How and why China moved from bullions and cash to paper money
Tallies weren’t just used for loans, but for any sort of contract—which is why early paper contracts also had to be cut in half and one half kept by each party. With paper contracts, there was a definite tendency for the creditor’s half to function as an IOU and thus become transferable.
By 806 AD, for instance, right around the apogee of Chinese Buddhism, merchants moving tea over long distances from the far south of the country and officials transporting tax payments to the capital, all of them concerned with the dangers of carrying bullion over long distances, began to deposit their money with bankers in the capital and devised a system of promissory notes.
They were called “Flying Cash,” also divided in half, like tallies, and redeemable for cash in their branches in the provinces.
They quickly started passing from hand to hand and operated something like currency. The government first tried to forbid their use, then a year or two later—and this became a familiar pattern in China—when it realized that it could not suppress them, switched gears and established a bureau empowered to issue such notes themselves.
By the early Song dynasty (960–1279 AD), local banking operations all over China were running similar operations, accepting cash and bullion for safekeeping and allowing depositors to use their receipts as promissory notes, as well as trading in government coupons for salt and tea.
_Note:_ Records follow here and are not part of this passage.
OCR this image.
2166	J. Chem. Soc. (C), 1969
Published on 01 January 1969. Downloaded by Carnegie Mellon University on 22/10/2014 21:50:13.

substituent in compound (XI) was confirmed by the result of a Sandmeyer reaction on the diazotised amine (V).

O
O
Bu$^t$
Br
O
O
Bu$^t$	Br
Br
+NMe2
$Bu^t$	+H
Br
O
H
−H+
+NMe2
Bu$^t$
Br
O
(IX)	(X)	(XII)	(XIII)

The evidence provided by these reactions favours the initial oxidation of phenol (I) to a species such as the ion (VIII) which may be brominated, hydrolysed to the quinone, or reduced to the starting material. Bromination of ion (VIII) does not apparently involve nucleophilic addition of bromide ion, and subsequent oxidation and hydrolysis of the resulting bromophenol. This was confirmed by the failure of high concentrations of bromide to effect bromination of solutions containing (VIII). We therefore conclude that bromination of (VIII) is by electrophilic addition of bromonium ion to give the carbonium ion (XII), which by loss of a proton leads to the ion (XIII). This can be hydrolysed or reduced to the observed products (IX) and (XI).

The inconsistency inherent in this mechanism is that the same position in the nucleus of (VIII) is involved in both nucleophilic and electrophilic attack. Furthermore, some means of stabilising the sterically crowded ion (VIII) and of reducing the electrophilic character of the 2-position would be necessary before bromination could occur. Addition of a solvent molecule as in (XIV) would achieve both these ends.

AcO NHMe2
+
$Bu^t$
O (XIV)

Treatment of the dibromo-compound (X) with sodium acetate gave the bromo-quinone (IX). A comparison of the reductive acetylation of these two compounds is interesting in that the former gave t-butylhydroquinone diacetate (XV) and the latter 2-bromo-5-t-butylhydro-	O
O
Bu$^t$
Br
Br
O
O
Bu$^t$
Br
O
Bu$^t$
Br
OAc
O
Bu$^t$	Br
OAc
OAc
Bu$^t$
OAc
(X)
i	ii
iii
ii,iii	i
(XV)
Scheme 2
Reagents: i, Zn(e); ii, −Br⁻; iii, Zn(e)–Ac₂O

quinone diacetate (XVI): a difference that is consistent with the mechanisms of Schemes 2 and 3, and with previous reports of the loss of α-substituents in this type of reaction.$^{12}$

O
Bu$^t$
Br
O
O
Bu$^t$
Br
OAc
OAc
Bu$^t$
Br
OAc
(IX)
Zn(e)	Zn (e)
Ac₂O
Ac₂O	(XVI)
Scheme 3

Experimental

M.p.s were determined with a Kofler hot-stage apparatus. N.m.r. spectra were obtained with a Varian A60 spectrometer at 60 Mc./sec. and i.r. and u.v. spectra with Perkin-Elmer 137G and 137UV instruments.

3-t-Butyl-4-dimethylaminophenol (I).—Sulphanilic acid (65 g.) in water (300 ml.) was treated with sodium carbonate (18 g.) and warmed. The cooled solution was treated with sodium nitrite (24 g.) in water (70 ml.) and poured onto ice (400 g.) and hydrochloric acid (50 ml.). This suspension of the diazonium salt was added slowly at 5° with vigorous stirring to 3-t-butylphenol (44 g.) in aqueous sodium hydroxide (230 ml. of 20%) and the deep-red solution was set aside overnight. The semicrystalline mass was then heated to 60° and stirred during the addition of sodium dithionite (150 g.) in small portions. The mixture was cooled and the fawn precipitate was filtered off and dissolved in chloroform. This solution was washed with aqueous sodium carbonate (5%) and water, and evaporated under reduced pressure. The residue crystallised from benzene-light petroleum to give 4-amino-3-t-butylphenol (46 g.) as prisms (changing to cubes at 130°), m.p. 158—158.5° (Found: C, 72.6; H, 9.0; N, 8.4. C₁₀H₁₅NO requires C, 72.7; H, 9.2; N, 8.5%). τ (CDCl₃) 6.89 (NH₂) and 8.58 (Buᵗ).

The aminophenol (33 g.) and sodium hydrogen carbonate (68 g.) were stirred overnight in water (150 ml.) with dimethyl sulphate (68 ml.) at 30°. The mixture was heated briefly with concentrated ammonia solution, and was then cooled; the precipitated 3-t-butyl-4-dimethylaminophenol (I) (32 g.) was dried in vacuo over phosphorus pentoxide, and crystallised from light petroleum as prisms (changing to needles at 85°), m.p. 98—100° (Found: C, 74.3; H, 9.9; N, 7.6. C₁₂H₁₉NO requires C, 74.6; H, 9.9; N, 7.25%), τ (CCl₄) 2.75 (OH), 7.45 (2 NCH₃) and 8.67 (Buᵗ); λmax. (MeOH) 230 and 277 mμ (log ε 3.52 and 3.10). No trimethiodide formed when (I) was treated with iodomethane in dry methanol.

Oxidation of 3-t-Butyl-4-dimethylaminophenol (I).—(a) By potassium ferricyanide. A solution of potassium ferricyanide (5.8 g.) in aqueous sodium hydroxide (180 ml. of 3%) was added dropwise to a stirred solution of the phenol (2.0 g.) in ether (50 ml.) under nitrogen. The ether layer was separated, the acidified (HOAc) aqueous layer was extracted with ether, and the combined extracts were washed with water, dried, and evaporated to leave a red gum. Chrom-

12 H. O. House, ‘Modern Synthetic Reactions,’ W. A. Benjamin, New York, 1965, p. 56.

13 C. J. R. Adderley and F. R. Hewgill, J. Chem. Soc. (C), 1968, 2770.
Many of these notes came to circulate as de facto money.
The government, as usual, first tried to ban the practice, then control it (granting a monopoly to sixteen leading merchants), then, finally, set up a government monopoly—the Bureau of Exchange Medium, established in 1023—and before long, aided by the newly invented printing press, was operating factories in several cities employing thousands of workers and producing literally millions of notes.
At first, this paper money was meant to circulate for a limited time (notes would expire after two, then three, then seven years) and was redeemable in bullion. Over time, especially as the Song came under increasing military pressure, the temptation to simply print money with little or no backup became overwhelming—and, moreover, Chinese governments were rarely completely willing to accept their own paper money for tax purposes.
Combine this with the fact that the bills were worthless outside China, and it’s rather surprising that the system worked at all. Certainly, inflation was a constant problem and the money would periodically have to be recalled and reissued.
Occasionally, the whole system would break down, but then people would resort to their own expedients: “privately issued tea checks, noodle checks, bamboo tallies, wine tallies, etc.”
Still, the Mongols, who ruled China from 1271 to 1368 AD, chose to maintain the system, and it was only abandoned in the seventeenth century.